Vielleicht haben die Ärmelkanal-Flüchtlinge anders als “unsere” Politdarsteller im westlichen EU-Umfeld erkannt, daß die Einzeltäter- Handlung vom Straßburger Weihnachtsmarktumfeld samt andauerndem Ausnahmezustand im Frankenreich des M. Macron ein weiterer Belegt dafür ist, daß auch dieser Staat nicht sicher ist, es also geboten scheint, zur eigenen Sicherheit weiter gen Norden zu ziehen. Auch den “Brexit” aus der unsicheren West-EU könnten selbige als Sicherheitsgarantie für ihre und anderer Zukunft interpretiert haben. Und sicher werden die 43 keinen Wert darauf legen, im Land der aufgegebenen Grenzen aufgenommen zu werden.
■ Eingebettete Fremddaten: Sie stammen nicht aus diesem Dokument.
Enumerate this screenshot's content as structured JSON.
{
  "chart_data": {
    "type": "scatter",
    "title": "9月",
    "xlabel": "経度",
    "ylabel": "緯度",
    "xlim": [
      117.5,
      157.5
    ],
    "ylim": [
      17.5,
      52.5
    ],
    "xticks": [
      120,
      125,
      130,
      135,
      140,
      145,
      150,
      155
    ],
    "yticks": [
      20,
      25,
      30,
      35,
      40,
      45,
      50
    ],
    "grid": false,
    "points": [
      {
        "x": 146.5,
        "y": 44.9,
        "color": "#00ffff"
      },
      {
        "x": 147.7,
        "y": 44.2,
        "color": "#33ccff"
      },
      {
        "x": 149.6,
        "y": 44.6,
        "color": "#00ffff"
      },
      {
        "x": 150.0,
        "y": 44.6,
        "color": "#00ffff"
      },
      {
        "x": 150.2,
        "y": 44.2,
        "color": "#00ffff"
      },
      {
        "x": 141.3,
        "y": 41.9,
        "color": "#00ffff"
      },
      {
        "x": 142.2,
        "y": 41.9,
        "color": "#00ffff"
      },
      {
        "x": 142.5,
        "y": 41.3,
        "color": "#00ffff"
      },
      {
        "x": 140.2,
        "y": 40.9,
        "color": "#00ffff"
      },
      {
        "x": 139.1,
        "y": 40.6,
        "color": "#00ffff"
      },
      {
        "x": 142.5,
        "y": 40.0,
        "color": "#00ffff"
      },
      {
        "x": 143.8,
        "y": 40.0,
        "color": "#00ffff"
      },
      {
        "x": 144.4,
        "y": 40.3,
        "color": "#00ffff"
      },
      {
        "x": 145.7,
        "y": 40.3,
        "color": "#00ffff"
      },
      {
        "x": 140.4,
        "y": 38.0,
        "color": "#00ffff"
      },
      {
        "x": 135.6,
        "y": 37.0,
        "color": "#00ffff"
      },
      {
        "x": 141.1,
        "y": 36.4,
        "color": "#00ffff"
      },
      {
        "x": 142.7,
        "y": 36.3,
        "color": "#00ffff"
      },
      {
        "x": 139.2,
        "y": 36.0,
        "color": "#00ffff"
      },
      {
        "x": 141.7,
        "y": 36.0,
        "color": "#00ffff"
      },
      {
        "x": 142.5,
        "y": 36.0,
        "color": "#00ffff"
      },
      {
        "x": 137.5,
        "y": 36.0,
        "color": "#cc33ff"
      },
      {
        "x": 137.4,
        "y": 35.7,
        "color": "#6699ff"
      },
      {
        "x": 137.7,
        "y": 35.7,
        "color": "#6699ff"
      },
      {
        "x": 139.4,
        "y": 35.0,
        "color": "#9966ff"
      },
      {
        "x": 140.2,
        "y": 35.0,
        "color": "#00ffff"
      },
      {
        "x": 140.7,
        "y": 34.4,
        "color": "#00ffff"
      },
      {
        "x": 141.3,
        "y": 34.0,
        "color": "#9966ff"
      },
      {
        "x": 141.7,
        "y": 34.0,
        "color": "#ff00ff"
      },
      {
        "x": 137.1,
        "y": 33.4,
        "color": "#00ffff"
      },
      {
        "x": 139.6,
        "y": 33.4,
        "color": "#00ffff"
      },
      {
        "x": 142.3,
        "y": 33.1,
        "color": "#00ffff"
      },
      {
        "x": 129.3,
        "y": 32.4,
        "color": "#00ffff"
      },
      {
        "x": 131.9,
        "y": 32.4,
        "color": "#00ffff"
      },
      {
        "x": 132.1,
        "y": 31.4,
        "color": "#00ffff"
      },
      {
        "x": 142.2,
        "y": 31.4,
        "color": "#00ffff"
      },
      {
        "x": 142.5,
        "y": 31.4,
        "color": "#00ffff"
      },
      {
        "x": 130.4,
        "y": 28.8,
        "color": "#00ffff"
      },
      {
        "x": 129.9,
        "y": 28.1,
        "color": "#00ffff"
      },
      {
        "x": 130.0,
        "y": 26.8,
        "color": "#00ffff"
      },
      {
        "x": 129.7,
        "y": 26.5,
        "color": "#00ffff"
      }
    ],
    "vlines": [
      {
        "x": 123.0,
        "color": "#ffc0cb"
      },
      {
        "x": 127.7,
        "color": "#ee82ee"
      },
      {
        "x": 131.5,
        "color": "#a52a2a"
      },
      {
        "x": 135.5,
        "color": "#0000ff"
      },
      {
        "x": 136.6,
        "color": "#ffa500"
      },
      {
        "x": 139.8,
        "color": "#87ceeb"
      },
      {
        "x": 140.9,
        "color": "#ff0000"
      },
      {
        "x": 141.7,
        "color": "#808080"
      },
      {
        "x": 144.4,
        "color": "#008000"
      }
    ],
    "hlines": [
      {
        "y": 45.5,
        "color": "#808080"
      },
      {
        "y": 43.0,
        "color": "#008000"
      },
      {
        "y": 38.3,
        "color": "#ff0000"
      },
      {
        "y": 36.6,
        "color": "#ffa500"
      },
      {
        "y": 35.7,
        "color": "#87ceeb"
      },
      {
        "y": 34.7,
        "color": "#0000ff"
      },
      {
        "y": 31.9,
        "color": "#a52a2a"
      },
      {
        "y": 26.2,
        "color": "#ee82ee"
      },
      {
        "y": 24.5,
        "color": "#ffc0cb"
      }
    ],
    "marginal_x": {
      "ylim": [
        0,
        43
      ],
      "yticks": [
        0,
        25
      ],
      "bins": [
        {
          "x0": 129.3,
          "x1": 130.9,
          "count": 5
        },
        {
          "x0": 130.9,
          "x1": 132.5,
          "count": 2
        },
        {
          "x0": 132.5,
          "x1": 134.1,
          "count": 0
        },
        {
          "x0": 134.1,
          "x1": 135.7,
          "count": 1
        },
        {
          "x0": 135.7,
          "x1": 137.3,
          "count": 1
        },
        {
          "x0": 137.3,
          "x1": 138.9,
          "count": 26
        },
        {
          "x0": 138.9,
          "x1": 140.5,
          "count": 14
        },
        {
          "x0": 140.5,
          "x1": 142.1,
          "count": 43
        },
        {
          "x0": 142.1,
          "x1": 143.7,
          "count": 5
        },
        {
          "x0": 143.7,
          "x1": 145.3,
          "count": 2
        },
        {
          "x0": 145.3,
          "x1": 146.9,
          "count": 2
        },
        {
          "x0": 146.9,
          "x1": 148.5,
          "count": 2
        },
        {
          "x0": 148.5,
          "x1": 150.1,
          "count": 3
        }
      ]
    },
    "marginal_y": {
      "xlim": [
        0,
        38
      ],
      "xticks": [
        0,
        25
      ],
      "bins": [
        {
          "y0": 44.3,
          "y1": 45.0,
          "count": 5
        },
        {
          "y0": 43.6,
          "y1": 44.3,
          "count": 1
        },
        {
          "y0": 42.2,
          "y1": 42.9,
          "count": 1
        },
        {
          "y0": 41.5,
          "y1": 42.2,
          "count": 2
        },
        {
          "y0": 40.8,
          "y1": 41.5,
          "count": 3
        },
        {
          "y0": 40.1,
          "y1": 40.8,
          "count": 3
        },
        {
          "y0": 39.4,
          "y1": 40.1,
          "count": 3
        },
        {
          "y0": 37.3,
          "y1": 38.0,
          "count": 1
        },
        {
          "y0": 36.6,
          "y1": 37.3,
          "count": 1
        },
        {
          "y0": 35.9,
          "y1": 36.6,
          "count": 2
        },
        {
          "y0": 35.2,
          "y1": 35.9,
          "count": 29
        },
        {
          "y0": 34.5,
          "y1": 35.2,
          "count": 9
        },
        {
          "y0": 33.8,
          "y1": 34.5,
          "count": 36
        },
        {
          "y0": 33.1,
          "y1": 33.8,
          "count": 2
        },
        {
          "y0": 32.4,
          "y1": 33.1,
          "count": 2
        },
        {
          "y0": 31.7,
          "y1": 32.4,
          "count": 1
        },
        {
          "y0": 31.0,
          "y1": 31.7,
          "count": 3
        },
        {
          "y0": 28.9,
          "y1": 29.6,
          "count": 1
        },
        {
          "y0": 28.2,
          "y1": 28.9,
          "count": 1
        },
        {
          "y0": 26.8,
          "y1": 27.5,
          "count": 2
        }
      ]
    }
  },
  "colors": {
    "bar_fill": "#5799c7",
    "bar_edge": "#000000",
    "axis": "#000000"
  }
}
Das hätten sie ja einfacher haben können, Flixbus anstelle Risikoseefahrt.

Hubert Bauer / 27.12.2018

Für eine Flucht aus Frankreich gibt es durchaus Gründe. Erst vor zwei Wochen gab es eine Schießerei auf dem Weihnachtsmarkt von Straßburg mit vielen Toten und Verletzten. Und lt. einer Depesche seiner Exzellenz Elmar Brok an Herrn Broder hat die französische Polizei Abgeordnete und Mitarbeiter des EU-Parlament gegen ihren Willen dort eingesperrt, obwohl sie auf dem besagten Weihnachtsmarkt für Toleranz und gegen Rechts demonstrieren wollten. Dort ist es wohl auch nicht besser als in Afghanistan oder Somalia.